Le problème à résoudre en ce chapitre peut donc s'énoncer ainsi : étant donnés le point de départ, Ruskino, et le point d'arrivée, Roquemaure, tracer l'itinéraire des Pyrénées au Rhône.

Ici encore Polybe nous fournit les seuls documents dont nous puissions disposer. Parlant en termes généraux du long chemin que les Carthaginois ont dû suivre depuis Ampurias jusqu'au passage du grand fleuve, il expose que, à l'heure où il écrit, cette route est entièrement toisée ; qu'elle est garnie de bornes milliaires ; que les Romains ont déterminé ces repères avec un soin extrême[49]. Puis, mettant en marche les colonnes carthaginoises, il ajoute qu'elles se dirigèrent vers le Rhône[50], en laissant toujours à leur droite la Méditerranée[51].

Telle est la regrettable concision du texte de Polybe touchant cette partie de la route d'Annibal. Mais cette concision même peut s'interpréter en un sens qui permettra de dégager l'inconnue.
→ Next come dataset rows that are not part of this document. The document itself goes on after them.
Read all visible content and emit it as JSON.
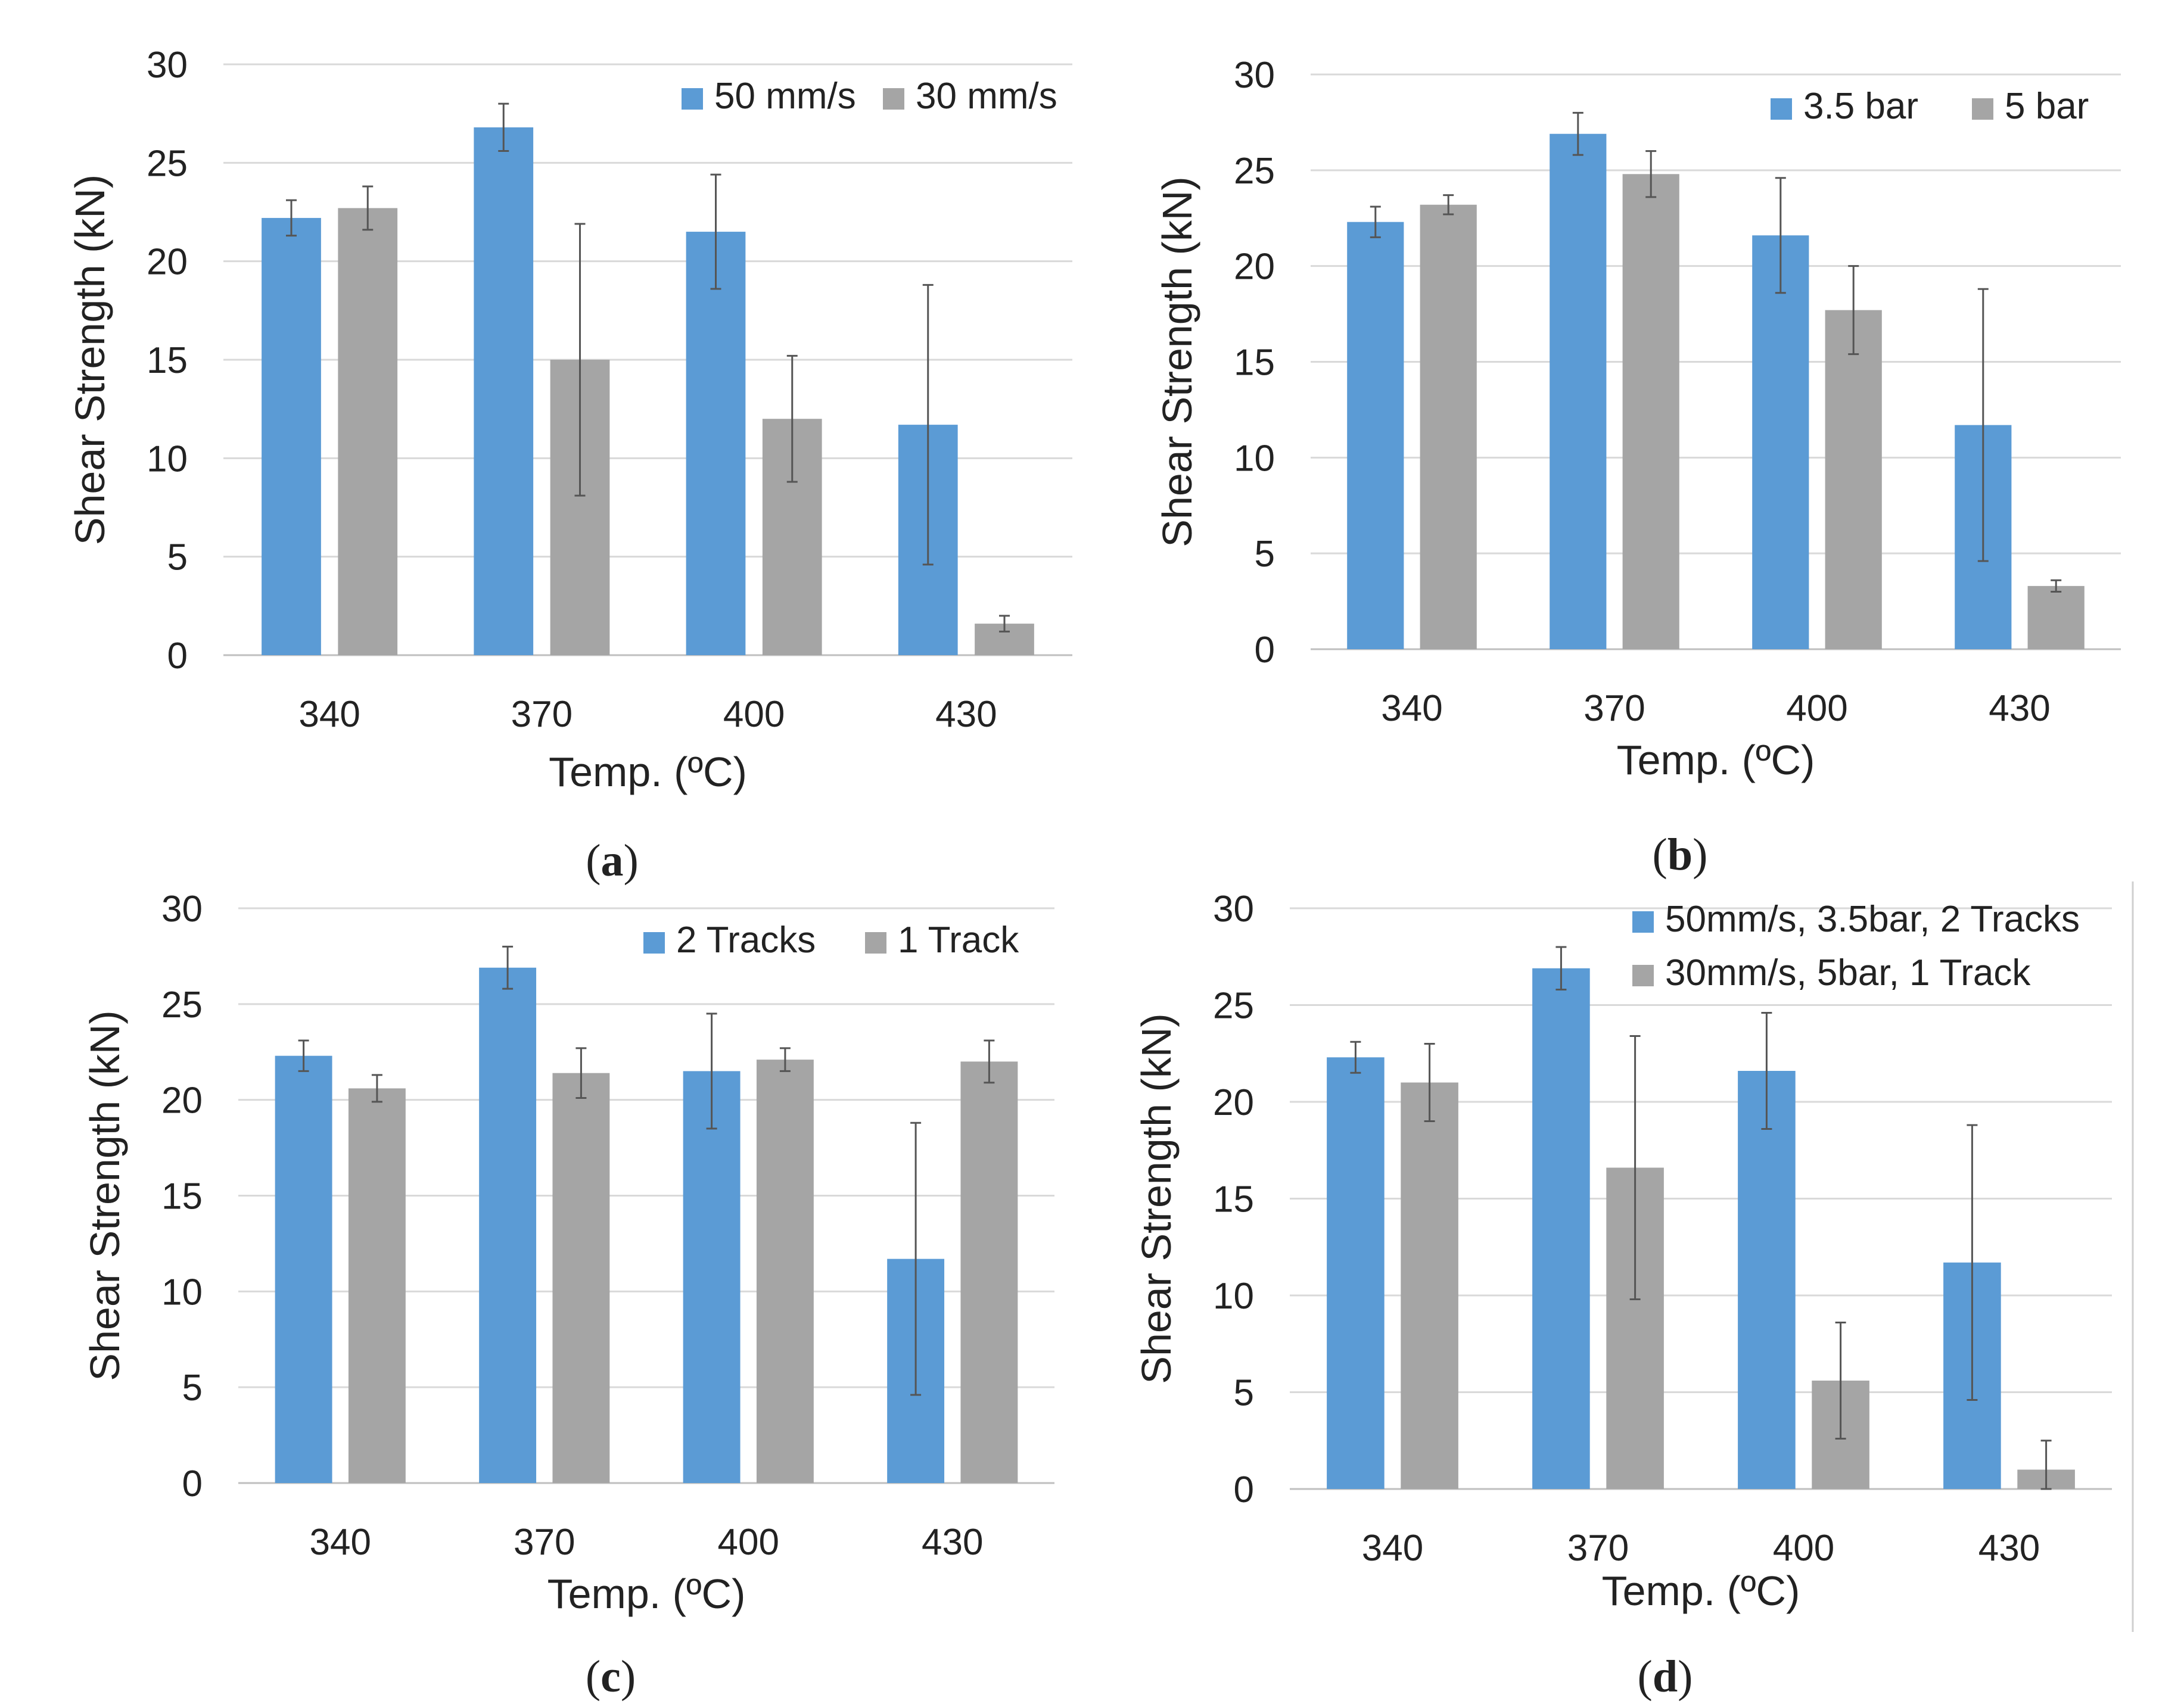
{
  "colors": {
    "series_a": "#5b9bd5",
    "series_b": "#a5a5a5",
    "grid": "#d9d9d9",
    "axis": "#bfbfbf",
    "text": "#222222",
    "error_bar": "#555555"
  },
  "chart_data": [
    {
      "id": "a",
      "type": "bar",
      "panel_label_parts": [
        "(",
        "a",
        ")"
      ],
      "title": "",
      "xlabel": "Temp. (ºC)",
      "ylabel": "Shear Strength (kN)",
      "ylim": [
        0,
        30
      ],
      "yticks": [
        "0",
        "5",
        "10",
        "15",
        "20",
        "25",
        "30"
      ],
      "categories": [
        "340",
        "370",
        "400",
        "430"
      ],
      "legend_position": "top-right",
      "series": [
        {
          "name": "50 mm/s",
          "color_key": "series_a",
          "values": [
            22.2,
            26.8,
            21.5,
            11.7
          ],
          "errors": [
            0.9,
            1.2,
            2.9,
            7.1
          ]
        },
        {
          "name": "30 mm/s",
          "color_key": "series_b",
          "values": [
            22.7,
            15.0,
            12.0,
            1.6
          ],
          "errors": [
            1.1,
            6.9,
            3.2,
            0.4
          ]
        }
      ]
    },
    {
      "id": "b",
      "type": "bar",
      "panel_label_parts": [
        "(",
        "b",
        ")"
      ],
      "title": "",
      "xlabel": "Temp. (ºC)",
      "ylabel": "Shear Strength (kN)",
      "ylim": [
        0,
        30
      ],
      "yticks": [
        "0",
        "5",
        "10",
        "15",
        "20",
        "25",
        "30"
      ],
      "categories": [
        "340",
        "370",
        "400",
        "430"
      ],
      "legend_position": "top-right",
      "series": [
        {
          "name": "3.5 bar",
          "color_key": "series_a",
          "values": [
            22.3,
            26.9,
            21.6,
            11.7
          ],
          "errors": [
            0.8,
            1.1,
            3.0,
            7.1
          ]
        },
        {
          "name": "5 bar",
          "color_key": "series_b",
          "values": [
            23.2,
            24.8,
            17.7,
            3.3
          ],
          "errors": [
            0.5,
            1.2,
            2.3,
            0.3
          ]
        }
      ]
    },
    {
      "id": "c",
      "type": "bar",
      "panel_label_parts": [
        "(",
        "c",
        ")"
      ],
      "title": "",
      "xlabel": "Temp. (ºC)",
      "ylabel": "Shear Strength (kN)",
      "ylim": [
        0,
        30
      ],
      "yticks": [
        "0",
        "5",
        "10",
        "15",
        "20",
        "25",
        "30"
      ],
      "categories": [
        "340",
        "370",
        "400",
        "430"
      ],
      "legend_position": "top-right",
      "series": [
        {
          "name": "2 Tracks",
          "color_key": "series_a",
          "values": [
            22.3,
            26.9,
            21.5,
            11.7
          ],
          "errors": [
            0.8,
            1.1,
            3.0,
            7.1
          ]
        },
        {
          "name": "1 Track",
          "color_key": "series_b",
          "values": [
            20.6,
            21.4,
            22.1,
            22.0
          ],
          "errors": [
            0.7,
            1.3,
            0.6,
            1.1
          ]
        }
      ]
    },
    {
      "id": "d",
      "type": "bar",
      "panel_label_parts": [
        "(",
        "d",
        ")"
      ],
      "title": "",
      "xlabel": "Temp. (ºC)",
      "ylabel": "Shear Strength (kN)",
      "ylim": [
        0,
        30
      ],
      "yticks": [
        "0",
        "5",
        "10",
        "15",
        "20",
        "25",
        "30"
      ],
      "categories": [
        "340",
        "370",
        "400",
        "430"
      ],
      "legend_position": "top-right",
      "series": [
        {
          "name": "50mm/s, 3.5bar, 2 Tracks",
          "color_key": "series_a",
          "values": [
            22.3,
            26.9,
            21.6,
            11.7
          ],
          "errors": [
            0.8,
            1.1,
            3.0,
            7.1
          ]
        },
        {
          "name": "30mm/s, 5bar, 1 Track",
          "color_key": "series_b",
          "values": [
            21.0,
            16.6,
            5.6,
            1.0
          ],
          "errors": [
            2.0,
            6.8,
            3.0,
            1.5
          ]
        }
      ]
    }
  ]
}
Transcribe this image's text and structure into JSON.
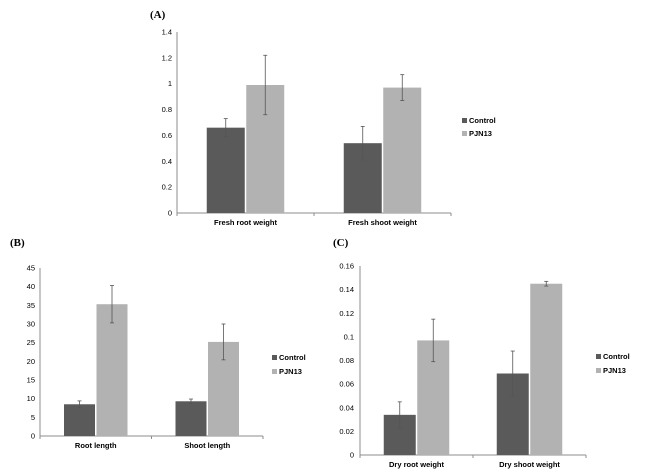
{
  "colors": {
    "control": "#5a5a5a",
    "treatment": "#b2b2b2"
  },
  "chart_data": [
    {
      "type": "bar",
      "panel": "(A)",
      "categories": [
        "Fresh root weight",
        "Fresh shoot weight"
      ],
      "series": [
        {
          "name": "Control",
          "values": [
            0.66,
            0.54
          ],
          "errors": [
            0.07,
            0.13
          ]
        },
        {
          "name": "PJN13",
          "values": [
            0.99,
            0.97
          ],
          "errors": [
            0.23,
            0.1
          ]
        }
      ],
      "ylim": [
        0,
        1.4
      ],
      "yticks": [
        "0",
        "0.2",
        "0.4",
        "0.6",
        "0.8",
        "1",
        "1.2",
        "1.4"
      ],
      "legend": "right"
    },
    {
      "type": "bar",
      "panel": "(B)",
      "categories": [
        "Root length",
        "Shoot length"
      ],
      "series": [
        {
          "name": "Control",
          "values": [
            8.5,
            9.3
          ],
          "errors": [
            0.9,
            0.6
          ]
        },
        {
          "name": "PJN13",
          "values": [
            35.3,
            25.2
          ],
          "errors": [
            5.0,
            4.8
          ]
        }
      ],
      "ylim": [
        0,
        45
      ],
      "yticks": [
        "0",
        "5",
        "10",
        "15",
        "20",
        "25",
        "30",
        "35",
        "40",
        "45"
      ],
      "legend": "right"
    },
    {
      "type": "bar",
      "panel": "(C)",
      "categories": [
        "Dry root weight",
        "Dry shoot weight"
      ],
      "series": [
        {
          "name": "Control",
          "values": [
            0.034,
            0.069
          ],
          "errors": [
            0.011,
            0.019
          ]
        },
        {
          "name": "PJN13",
          "values": [
            0.097,
            0.145
          ],
          "errors": [
            0.018,
            0.002
          ]
        }
      ],
      "ylim": [
        0,
        0.16
      ],
      "yticks": [
        "0",
        "0.02",
        "0.04",
        "0.06",
        "0.08",
        "0.1",
        "0.12",
        "0.14",
        "0.16"
      ],
      "legend": "right"
    }
  ]
}
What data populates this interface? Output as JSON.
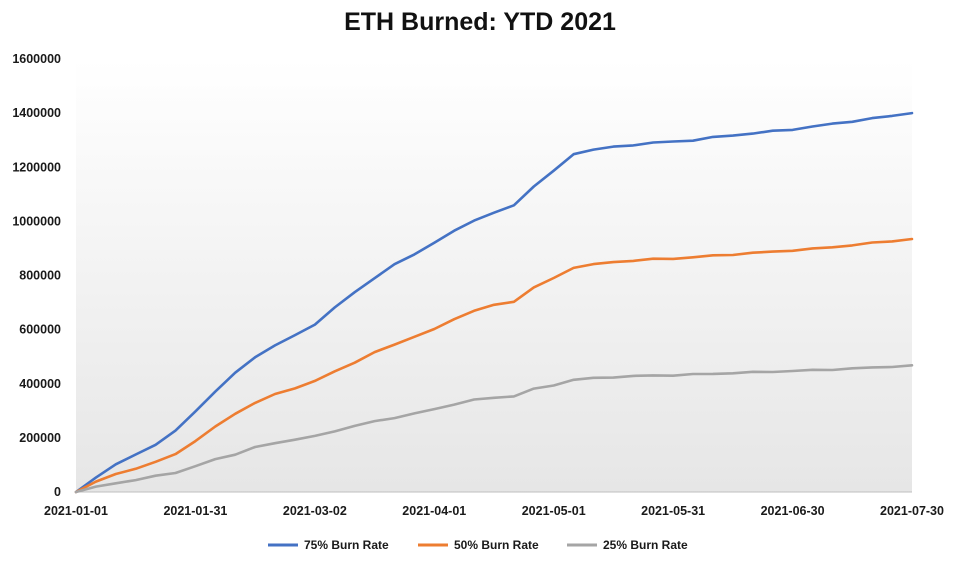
{
  "chart_data": {
    "type": "line",
    "title": "ETH Burned: YTD 2021",
    "xlabel": "",
    "ylabel": "",
    "x_ticks": [
      "2021-01-01",
      "2021-01-31",
      "2021-03-02",
      "2021-04-01",
      "2021-05-01",
      "2021-05-31",
      "2021-06-30",
      "2021-07-30"
    ],
    "y_ticks": [
      "0",
      "200000",
      "400000",
      "600000",
      "800000",
      "1000000",
      "1200000",
      "1400000",
      "1600000"
    ],
    "xlim": [
      "2021-01-01",
      "2021-07-30"
    ],
    "ylim": [
      0,
      1600000
    ],
    "grid": false,
    "legend_position": "bottom",
    "x": [
      "2021-01-01",
      "2021-01-06",
      "2021-01-11",
      "2021-01-16",
      "2021-01-21",
      "2021-01-26",
      "2021-01-31",
      "2021-02-05",
      "2021-02-10",
      "2021-02-15",
      "2021-02-20",
      "2021-02-25",
      "2021-03-02",
      "2021-03-07",
      "2021-03-12",
      "2021-03-17",
      "2021-03-22",
      "2021-03-27",
      "2021-04-01",
      "2021-04-06",
      "2021-04-11",
      "2021-04-16",
      "2021-04-21",
      "2021-04-26",
      "2021-05-01",
      "2021-05-06",
      "2021-05-11",
      "2021-05-16",
      "2021-05-21",
      "2021-05-26",
      "2021-05-31",
      "2021-06-05",
      "2021-06-10",
      "2021-06-15",
      "2021-06-20",
      "2021-06-25",
      "2021-06-30",
      "2021-07-05",
      "2021-07-10",
      "2021-07-15",
      "2021-07-20",
      "2021-07-25",
      "2021-07-30"
    ],
    "series": [
      {
        "name": "75% Burn Rate",
        "color": "#4472C4",
        "values": [
          0,
          55000,
          100000,
          140000,
          175000,
          225000,
          300000,
          370000,
          440000,
          500000,
          540000,
          580000,
          620000,
          680000,
          740000,
          790000,
          840000,
          880000,
          920000,
          965000,
          1005000,
          1030000,
          1060000,
          1130000,
          1185000,
          1250000,
          1265000,
          1275000,
          1283000,
          1290000,
          1295000,
          1300000,
          1310000,
          1318000,
          1325000,
          1333000,
          1340000,
          1350000,
          1360000,
          1370000,
          1380000,
          1390000,
          1400000
        ]
      },
      {
        "name": "50% Burn Rate",
        "color": "#ED7D31",
        "values": [
          0,
          38000,
          65000,
          88000,
          110000,
          140000,
          190000,
          240000,
          290000,
          330000,
          360000,
          385000,
          410000,
          445000,
          480000,
          515000,
          545000,
          575000,
          600000,
          640000,
          670000,
          690000,
          705000,
          755000,
          790000,
          830000,
          840000,
          850000,
          855000,
          860000,
          863000,
          867000,
          873000,
          878000,
          883000,
          888000,
          893000,
          898000,
          905000,
          912000,
          920000,
          928000,
          935000
        ]
      },
      {
        "name": "25% Burn Rate",
        "color": "#A5A5A5",
        "values": [
          0,
          18000,
          33000,
          45000,
          58000,
          72000,
          95000,
          120000,
          140000,
          165000,
          180000,
          195000,
          205000,
          225000,
          245000,
          260000,
          275000,
          290000,
          305000,
          325000,
          340000,
          348000,
          355000,
          380000,
          395000,
          415000,
          420000,
          425000,
          428000,
          430000,
          432000,
          434000,
          437000,
          440000,
          442000,
          445000,
          447000,
          450000,
          453000,
          456000,
          460000,
          464000,
          468000
        ]
      }
    ]
  }
}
Le jeune général marche sur Roquemaure, ayant toujours à sa droite la Méditerranée, suivant une direction générale qui ne s'écarte pas sensiblement de la route construite par les Romains, et livrée à la circulation dès le temps de Polybe[52]. Le grand historien sait que cette route est bien connue, que tous les voyageurs la prennent ; il entend dire peut-être qu'il l'a suivie lui-même pour se rendre en Espagne, et ne suppose point qu'Annibal ait eu l'idée d'en choisir une autre.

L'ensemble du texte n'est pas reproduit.